Although some may say the appearance of the wine is the least important aspect with regard to the senses, it is still worth noting. When examining appearance, we are looking for clarity and color. We want the wine to be free of any sediment, leaving it clear and brilliant. Red wines tend to lose their color as they mature, while white wines tend to grow darker with age. A good quality wine generally will be intense in color. The "legs" seen running down the sides of a glass after being swirled, are an indication of flavor density. It is best to use a plain white background, and tilt the glass slightly as you observe clarity and color.
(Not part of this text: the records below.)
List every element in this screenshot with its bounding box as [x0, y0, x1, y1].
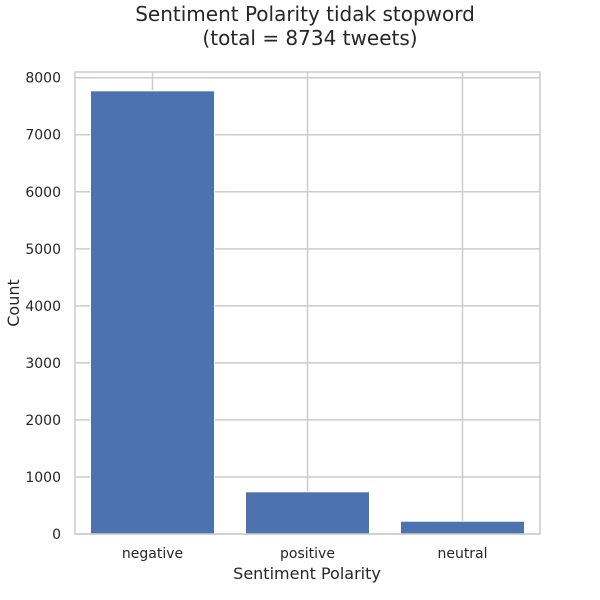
x-tick-label: positive	[280, 546, 335, 562]
chart-subtitle: (total = 8734 tweets)	[202, 26, 417, 50]
plot-frame	[74, 71, 541, 535]
bar-positive	[245, 491, 370, 535]
x-tick-label: negative	[122, 546, 183, 562]
bars	[90, 90, 525, 535]
y-tick-label: 8000	[25, 71, 61, 87]
y-tick-label: 3000	[25, 356, 61, 372]
chart-title: Sentiment Polarity tidak stopword	[135, 2, 475, 26]
y-tick-label: 6000	[25, 185, 61, 201]
y-tick-label: 4000	[25, 299, 61, 315]
y-tick-label: 5000	[25, 242, 61, 258]
x-axis-label: Sentiment Polarity	[233, 564, 381, 583]
y-tick-label: 0	[52, 527, 61, 543]
y-tick-label: 7000	[25, 128, 61, 144]
y-tick-label: 1000	[25, 470, 61, 486]
x-tick-labels: negative positive neutral	[122, 546, 488, 562]
y-tick-label: 2000	[25, 413, 61, 429]
bar-neutral	[400, 520, 525, 535]
bar-negative	[90, 90, 215, 535]
x-tick-label: neutral	[437, 546, 487, 562]
y-tick-labels: 0 1000 2000 3000 4000 5000 6000 7000 8000	[25, 71, 61, 543]
y-axis-label: Count	[4, 279, 23, 327]
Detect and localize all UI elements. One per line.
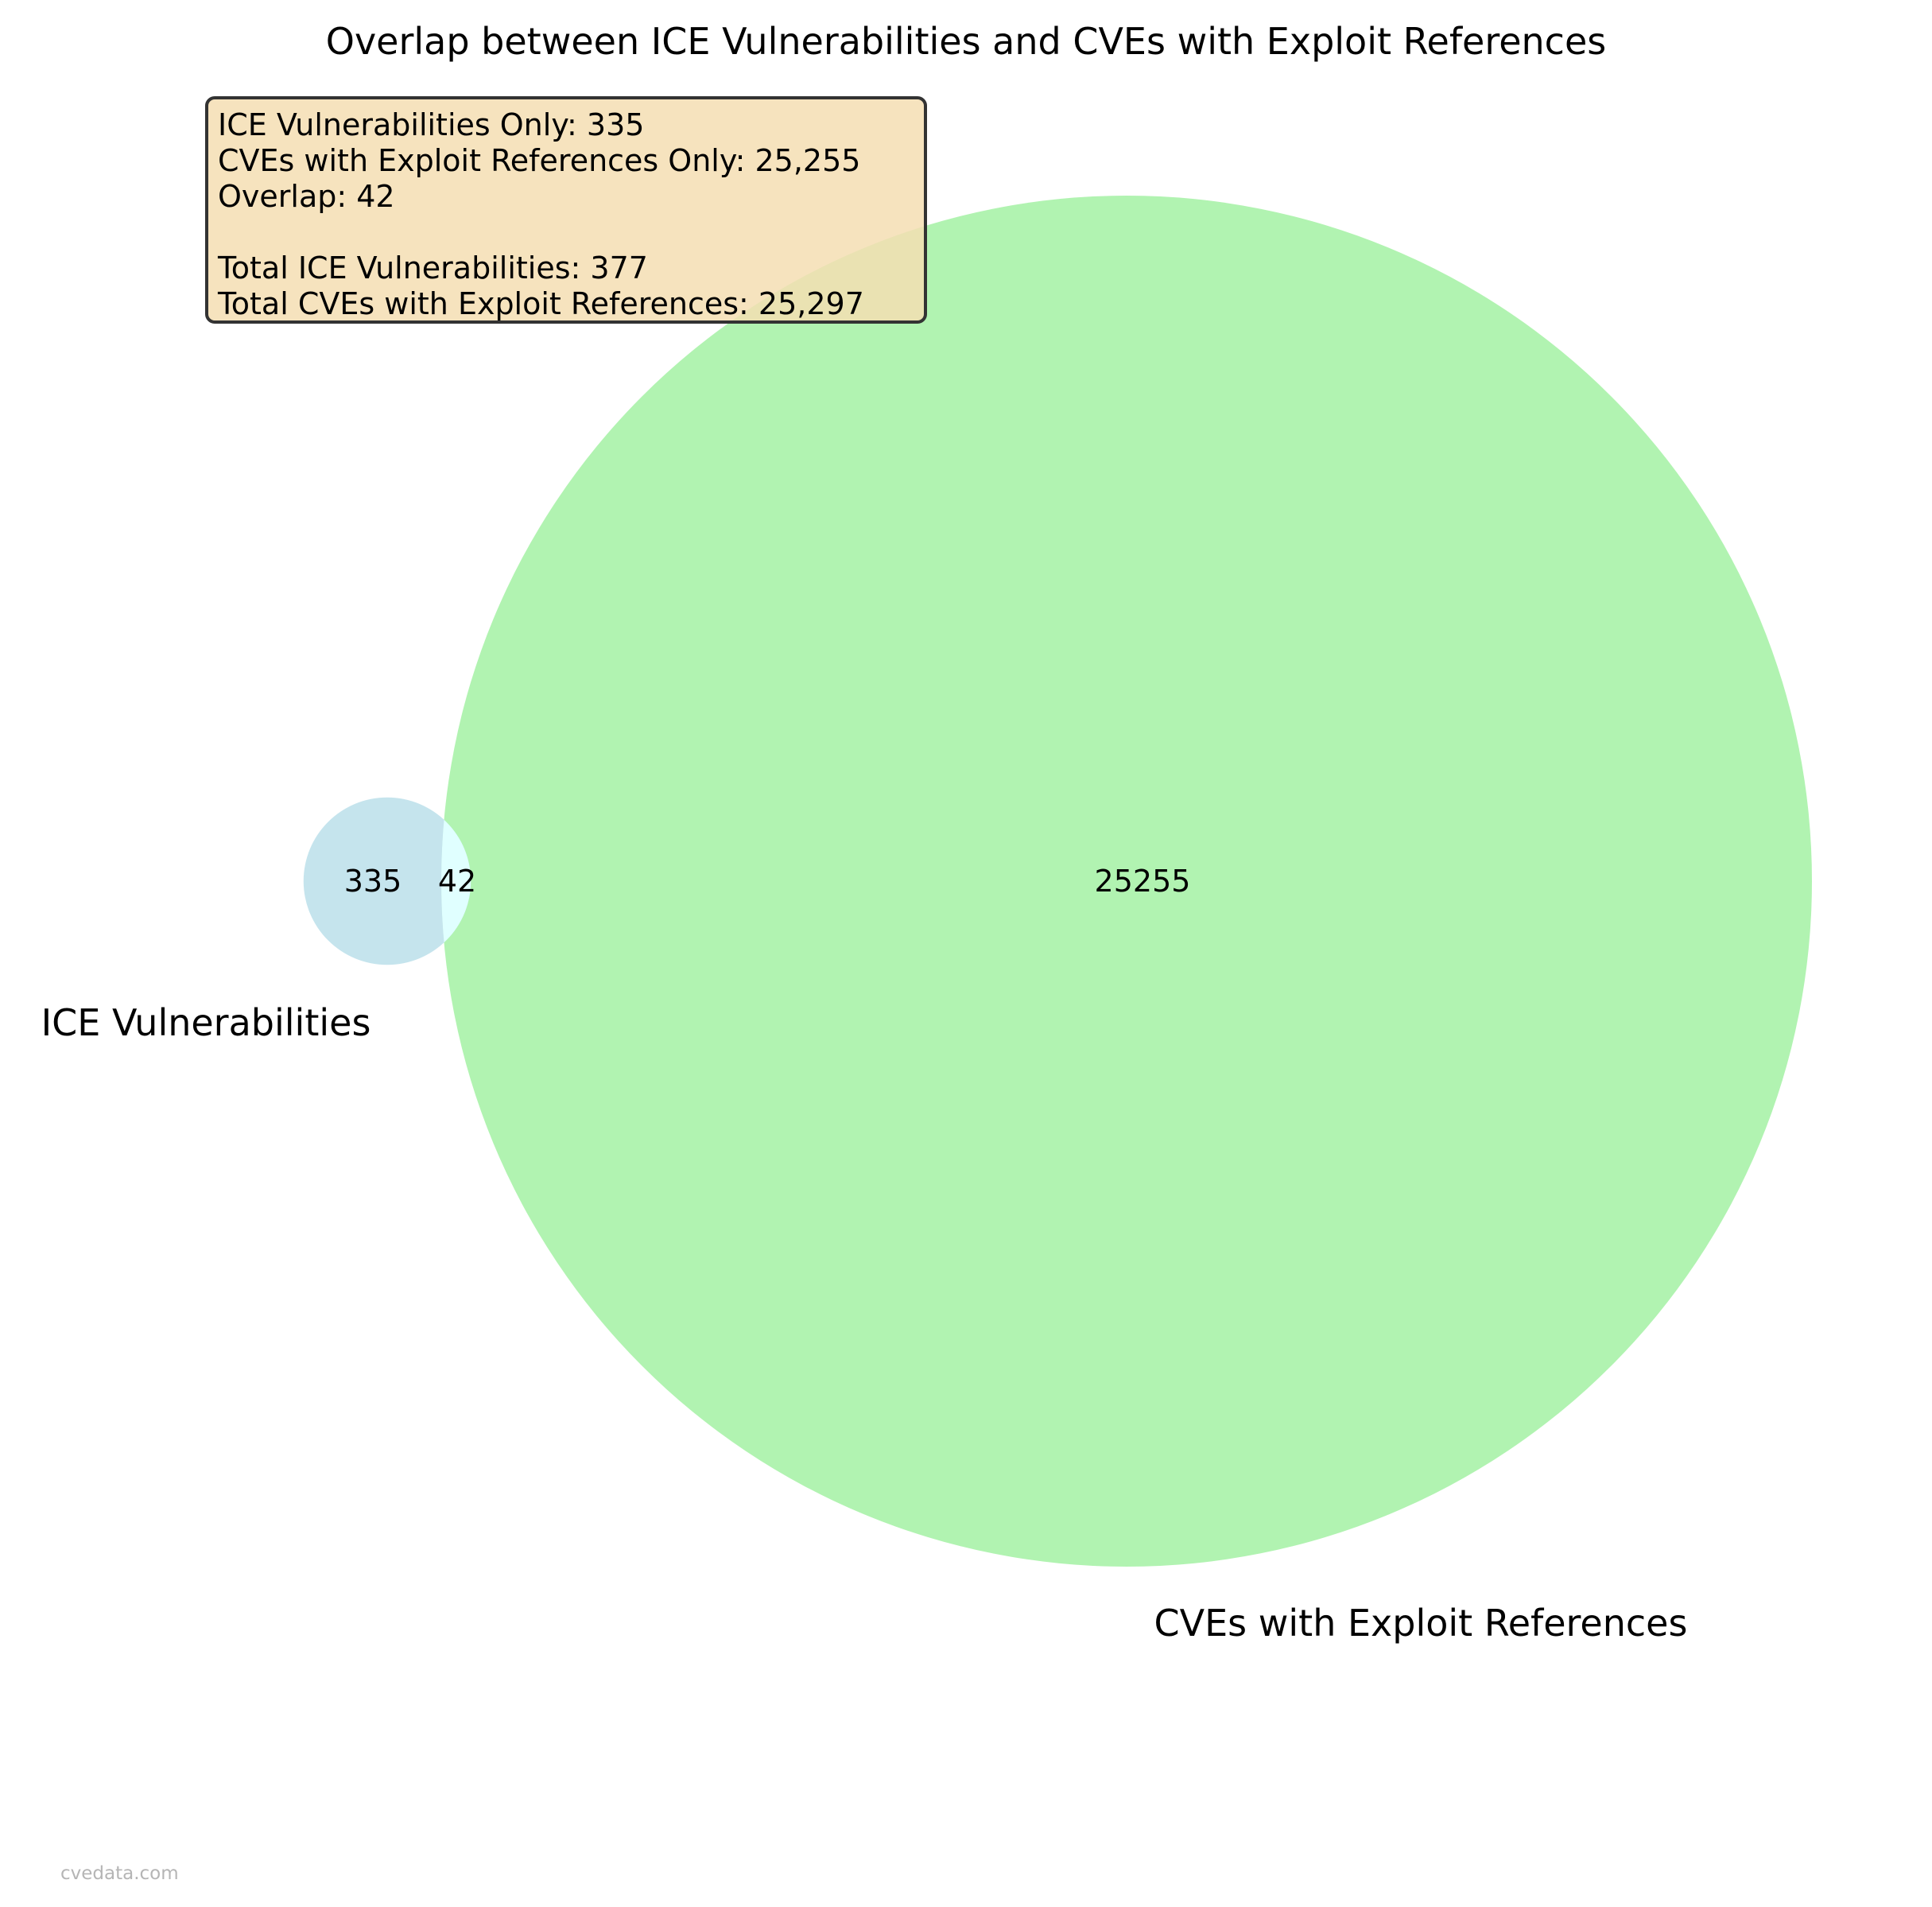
stats-line-total-cves: Total CVEs with Exploit References: 25,2…: [218, 286, 924, 322]
region-label-cves-only: 25255: [1095, 864, 1191, 899]
stats-line-total-ice: Total ICE Vulnerabilities: 377: [218, 251, 924, 286]
stats-summary-box: ICE Vulnerabilities Only: 335 CVEs with …: [205, 96, 927, 324]
set-label-cves-with-exploit-references: CVEs with Exploit References: [1154, 1602, 1688, 1645]
chart-title: Overlap between ICE Vulnerabilities and …: [0, 20, 1932, 63]
set-label-ice-vulnerabilities: ICE Vulnerabilities: [41, 1001, 371, 1044]
stats-line-overlap: Overlap: 42: [218, 179, 924, 215]
stats-line-ice-only: ICE Vulnerabilities Only: 335: [218, 107, 924, 143]
watermark: cvedata.com: [60, 1863, 179, 1884]
stats-line-spacer: [218, 215, 924, 251]
region-label-ice-only: 335: [344, 864, 402, 899]
stats-line-cves-only: CVEs with Exploit References Only: 25,25…: [218, 143, 924, 179]
region-label-overlap: 42: [438, 864, 476, 899]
Merlot (pronounced Mare-LOW)
Merlot is the most widely planted red grape in France’s Bordeaux region, although it is eclipsed in stature by cabernet sauvignon, the grape with which it is routinely blended. In recent years, Merlot has enjoyed a explosion in popularity, especially in the United States, South America, Italy and Australia. In California, plantings have risen from 4,000 acres in 1988 to over 50,000 today.
A thin-skinned variety, merlot ripens earlier in the season then cabernet sauvignon and is less hardy, prone to a variety of ailments from shatter (the loss of potential fruit during flowering of the vine) to rot and mildew. It is more adaptable to cool climates than cabernet sauvignon, but similarly prefers a relatively warm growing environment.
Merlot’s popularity is due to the fact that it is softer, fruitier, and earlier-maturing than cabernet sauvignon, yet displays many of the same aromas and flavors – black cherry, currant, cedar, and green olive – along with mint, tobacco and tea-leaf tones. Although enjoyable as a varietal wine, it is probably most successful when blended with cabernet sauvignon, which contributes the structure, depth of flavor, and ageability merlot lacks.
Like cabernet, merlot is a good accompaniment to simply prepared beef and lamb dishes.